No one swiped the life-size bison sculpture that stood sentry the past few years in a vacant lot west of Downtown.
“That’s a very valid thing to wonder, though,” said Trent Smith, executive director of the Franklinton Board of Trade.
The bison lived in a pretty colorful part of town. It wouldn’t have been out of the realm of possibility for a wily thief or vandal to find a way to remove it from atop the 10-foot pole along West Broad Street, at Souder Avenue.
Alas, the metal sculpture of a wood bison — a subspecies of bison also known as the wood buffalo — lost his home on account of development.

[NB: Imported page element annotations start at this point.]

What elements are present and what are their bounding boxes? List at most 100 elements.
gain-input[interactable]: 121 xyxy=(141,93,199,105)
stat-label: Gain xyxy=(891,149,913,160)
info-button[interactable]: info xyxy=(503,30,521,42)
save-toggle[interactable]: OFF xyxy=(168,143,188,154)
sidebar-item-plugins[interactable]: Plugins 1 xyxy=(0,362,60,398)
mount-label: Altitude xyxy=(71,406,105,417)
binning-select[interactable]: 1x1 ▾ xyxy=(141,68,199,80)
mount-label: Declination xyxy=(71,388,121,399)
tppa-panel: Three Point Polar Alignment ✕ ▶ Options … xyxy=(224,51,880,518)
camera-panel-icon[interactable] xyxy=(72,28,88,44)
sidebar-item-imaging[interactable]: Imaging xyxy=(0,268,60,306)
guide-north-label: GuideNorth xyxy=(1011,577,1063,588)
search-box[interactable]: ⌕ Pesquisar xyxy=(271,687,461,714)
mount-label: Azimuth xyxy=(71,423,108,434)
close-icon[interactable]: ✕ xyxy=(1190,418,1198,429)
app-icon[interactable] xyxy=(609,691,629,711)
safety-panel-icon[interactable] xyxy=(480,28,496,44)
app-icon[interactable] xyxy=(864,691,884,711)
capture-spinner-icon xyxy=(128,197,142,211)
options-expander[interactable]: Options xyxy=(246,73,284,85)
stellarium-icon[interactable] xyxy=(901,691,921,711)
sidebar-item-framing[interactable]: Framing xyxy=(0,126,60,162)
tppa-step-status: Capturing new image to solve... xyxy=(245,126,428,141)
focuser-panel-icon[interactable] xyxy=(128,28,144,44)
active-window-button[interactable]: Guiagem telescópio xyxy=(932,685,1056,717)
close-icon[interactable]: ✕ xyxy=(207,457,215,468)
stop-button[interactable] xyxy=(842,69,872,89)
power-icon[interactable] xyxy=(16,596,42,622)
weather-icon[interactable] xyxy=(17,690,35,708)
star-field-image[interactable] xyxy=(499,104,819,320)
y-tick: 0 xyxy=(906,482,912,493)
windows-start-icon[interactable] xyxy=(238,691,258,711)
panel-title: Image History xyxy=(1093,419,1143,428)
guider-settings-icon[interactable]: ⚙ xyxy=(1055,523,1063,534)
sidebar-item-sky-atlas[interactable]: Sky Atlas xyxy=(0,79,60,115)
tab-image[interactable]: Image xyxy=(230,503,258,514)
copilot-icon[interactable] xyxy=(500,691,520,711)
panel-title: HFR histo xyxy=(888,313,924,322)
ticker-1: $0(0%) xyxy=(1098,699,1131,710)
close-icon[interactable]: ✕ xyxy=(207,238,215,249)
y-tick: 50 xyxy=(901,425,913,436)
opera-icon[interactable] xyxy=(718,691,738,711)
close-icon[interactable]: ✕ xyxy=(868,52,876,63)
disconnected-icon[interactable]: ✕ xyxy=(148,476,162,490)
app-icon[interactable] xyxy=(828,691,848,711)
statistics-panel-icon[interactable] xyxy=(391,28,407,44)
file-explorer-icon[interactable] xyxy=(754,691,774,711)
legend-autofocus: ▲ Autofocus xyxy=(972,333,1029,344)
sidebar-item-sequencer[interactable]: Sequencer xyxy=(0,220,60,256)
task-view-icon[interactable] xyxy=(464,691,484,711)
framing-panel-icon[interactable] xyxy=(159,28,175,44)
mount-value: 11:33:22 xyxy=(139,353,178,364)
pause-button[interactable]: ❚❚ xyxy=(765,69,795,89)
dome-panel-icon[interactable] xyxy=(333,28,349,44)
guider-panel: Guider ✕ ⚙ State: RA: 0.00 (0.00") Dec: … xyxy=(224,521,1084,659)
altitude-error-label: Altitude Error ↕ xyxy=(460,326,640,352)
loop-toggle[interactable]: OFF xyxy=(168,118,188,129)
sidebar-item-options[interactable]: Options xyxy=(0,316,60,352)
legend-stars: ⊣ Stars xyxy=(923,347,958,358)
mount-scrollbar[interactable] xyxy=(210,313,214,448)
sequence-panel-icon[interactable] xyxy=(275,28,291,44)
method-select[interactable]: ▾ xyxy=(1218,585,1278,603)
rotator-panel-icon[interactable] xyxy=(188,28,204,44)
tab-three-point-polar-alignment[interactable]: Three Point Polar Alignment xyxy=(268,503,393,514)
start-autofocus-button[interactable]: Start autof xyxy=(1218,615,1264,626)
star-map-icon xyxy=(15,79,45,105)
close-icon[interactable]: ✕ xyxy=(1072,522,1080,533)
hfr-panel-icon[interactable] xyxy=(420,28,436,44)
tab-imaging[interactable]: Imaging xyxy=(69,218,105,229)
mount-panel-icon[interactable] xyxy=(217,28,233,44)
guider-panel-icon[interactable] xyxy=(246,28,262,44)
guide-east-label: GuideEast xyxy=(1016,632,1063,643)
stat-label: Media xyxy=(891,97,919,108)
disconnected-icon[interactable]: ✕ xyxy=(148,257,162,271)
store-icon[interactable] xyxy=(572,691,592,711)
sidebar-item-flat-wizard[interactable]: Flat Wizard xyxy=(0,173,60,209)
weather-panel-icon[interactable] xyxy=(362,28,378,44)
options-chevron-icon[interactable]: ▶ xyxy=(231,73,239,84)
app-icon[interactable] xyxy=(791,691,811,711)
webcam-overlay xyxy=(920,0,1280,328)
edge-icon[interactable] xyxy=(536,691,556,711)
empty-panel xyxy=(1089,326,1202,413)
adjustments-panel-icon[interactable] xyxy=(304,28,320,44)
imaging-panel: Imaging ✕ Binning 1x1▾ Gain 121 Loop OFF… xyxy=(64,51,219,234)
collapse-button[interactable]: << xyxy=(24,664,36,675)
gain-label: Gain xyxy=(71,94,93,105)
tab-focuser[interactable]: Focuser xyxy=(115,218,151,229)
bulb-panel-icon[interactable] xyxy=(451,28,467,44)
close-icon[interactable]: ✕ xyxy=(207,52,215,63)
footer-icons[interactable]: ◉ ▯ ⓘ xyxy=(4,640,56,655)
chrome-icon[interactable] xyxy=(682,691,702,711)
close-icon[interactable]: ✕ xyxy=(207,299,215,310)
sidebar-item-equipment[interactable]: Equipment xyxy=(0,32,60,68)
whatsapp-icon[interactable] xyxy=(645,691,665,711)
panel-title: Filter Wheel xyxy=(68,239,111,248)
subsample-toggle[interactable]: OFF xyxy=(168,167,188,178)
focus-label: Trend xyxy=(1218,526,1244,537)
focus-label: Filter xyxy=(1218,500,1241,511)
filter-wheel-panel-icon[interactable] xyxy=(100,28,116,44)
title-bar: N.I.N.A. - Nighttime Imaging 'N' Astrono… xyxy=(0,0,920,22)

“People are looking at assembling a lot of acreage in that area,” Smith said of planned projects and construction in Franklinton. “I just kind of looked at the writing on the wall.”
The board, which commissioned the 600-pound sculpture, had the bison taken down about two weeks ago, opting not to court attention in case the operation didn’t go smoothly. But the removal went as well as could be expected.
“It’s in a safe place on McKinley Avenue, being cared for and enjoying some rest and relaxation,” Smith said.
Meanwhile, he’s looking for another site in Franklinton where the bison can live happily ever after on display as public art. “There’s a couple of places that we’re thinking about,” he said.
The city also wants to see the bison rise again. “It represents history, and it’s just kind of a cool idea,” said Debbie Briner, a spokeswoman for the Columbus Department of Public Service.
The Franklinton Board of Trade originally worked with Keep Columbus Beautiful on sprucing up the vacant lot where the bison was first hoisted, adding planters and painted flower beds to the site. The sculpture is hollow, so in a nod to the mission of Keep Columbus Beautiful, it was filled with garbage as an artistic reminder not to litter.
Once plentiful in the area, wood bison drew Franklinton founder Lucas Sullivant in the late 18th century as he followed the buffalo trail north from Kentucky, according to the Franklinton Historical Society.
The wood bison — it’s not the same subspecies as the plains bison of Yellowstone fame — is now essentially extinct in the United States, with some remaining wild in northwestern Canada at Wood Buffalo National Park.
Smith still loves the idea of a bison sculpture in Franklinton and thinks it makes a nice historical statement. But ridding it of trash so that it could be transported was a messy job. “I can say for sure we are not going to fill it with trash again,” he said. “That was a meaningful concept that has run its course.”